Hospital administrators’ primary concern is cost savings and efficiency. Hospitals have invested a lot in their Electronic Health Record (EHR) systems. They want to figure out how they can use EHR data to cut down on waste and increase efficiency.
“We have a lot of older patients and they don’t like being recorded. They are really wary of it. For our hospital, we wouldn’t want to adopt such technology. I think it really depends on your patient population.”
— Hospital Staff Member in CA Health System
“Is it going to seamlessly integrate into my hospital’s existing workflow? I have never heard of a software that gets it right the first time. We adopted EHR seven years ago, and are still trying to configure the workflow.”

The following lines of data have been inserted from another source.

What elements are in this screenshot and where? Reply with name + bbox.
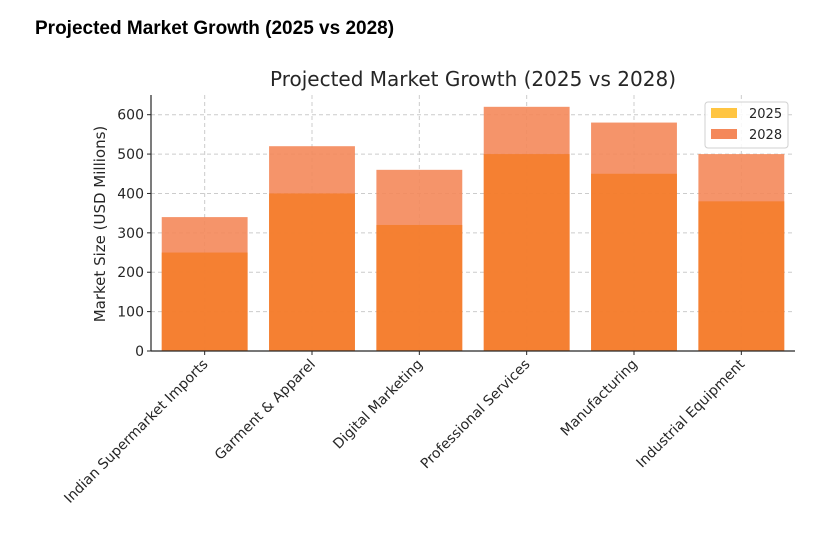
bar-2025 <box>698 201 785 351</box>
bar-2025 <box>161 252 248 351</box>
y-ticks: 0 100 200 300 400 500 600 <box>117 108 151 360</box>
axes <box>150 95 795 352</box>
legend-label: 2025 <box>749 107 782 122</box>
x-tick-label: Garment & Apparel <box>212 357 319 464</box>
y-tick-label: 400 <box>117 186 144 202</box>
y-tick-label: 0 <box>135 344 144 360</box>
x-tick-label: Professional Services <box>418 357 534 473</box>
x-tick-label: Indian Supermarket Imports <box>61 357 211 507</box>
bar-2025 <box>591 173 677 351</box>
bars <box>161 106 785 351</box>
y-tick-label: 600 <box>117 108 144 124</box>
legend-label: 2028 <box>749 128 782 143</box>
legend-swatch-2025 <box>711 108 737 118</box>
legend: 2025 2028 <box>704 101 789 149</box>
y-tick-label: 100 <box>117 305 144 321</box>
y-tick-label: 300 <box>117 226 144 242</box>
y-tick-label: 500 <box>117 147 144 163</box>
y-axis-label: Market Size (USD Millions) <box>91 126 109 323</box>
bar-2025 <box>376 224 463 351</box>
x-tick-label: Manufacturing <box>558 357 641 440</box>
y-tick-label: 200 <box>117 265 144 281</box>
bar-2025 <box>269 193 355 351</box>
legend-swatch-2028 <box>711 129 737 139</box>
x-tick-label: Digital Marketing <box>330 357 426 453</box>
bar-2025 <box>483 154 570 351</box>
x-ticks: Indian Supermarket Imports Garment & Appa… <box>61 351 749 507</box>
page-title: Projected Market Growth (2025 vs 2028) <box>35 18 395 39</box>
chart-title: Projected Market Growth (2025 vs 2028) <box>270 67 676 91</box>
x-tick-label: Industrial Equipment <box>634 356 749 471</box>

— CMO at a university affiliated hospital in CO
IMPACT
During my client hand-off meeting, the client disagreed with my assessment, because they interviewed some beta-tester physicians who had positive impressions of the product. I disagreed with my client for the following reasons:
Funding Bias
These users got access to this expensive product without having to pay for it, and therefore, their impressions might be biased towards the product.
Domain Bias
The interviewed physicians work in orthopedics, which happens to have more structured patient visits compared to other fields of medicine, while the physicians I surveyed and interviewed were practitioners of various types of medicine.
Business Bias
The physicians my client interviewed were affiliated with a private practice that marketed themselves as early-adopters of the latest technology, yet looking at the adoption curves and the timeline of adoption rates I was investigating, this group of physicians do not represent the average adoption behavior.
CONCLUSION
After discussing our findings I was not fully able to convince my client about my research results. However, by the end of the meeting they decided that it might be good to have another iteration on this research in six months after the product was released. Despite our disagreements on the results of our research, I was able to make my client be more cautious about their investment decision and delay it for two quarters.
REFLECTIONS ON THE PROJECT
This project taught me how to push back for the client even if I was pushing back against my client’s priorly held beliefs.
Talking to different stakeholders taught me about how the pain points felt about current products can still carry over to unreleased future products slowing adoption rate. This project was also the project that got me interested in UX design.
I learned about legacy systems used in the healthcare landscape and how that might affect the addition of any new future software to the already existing workflows.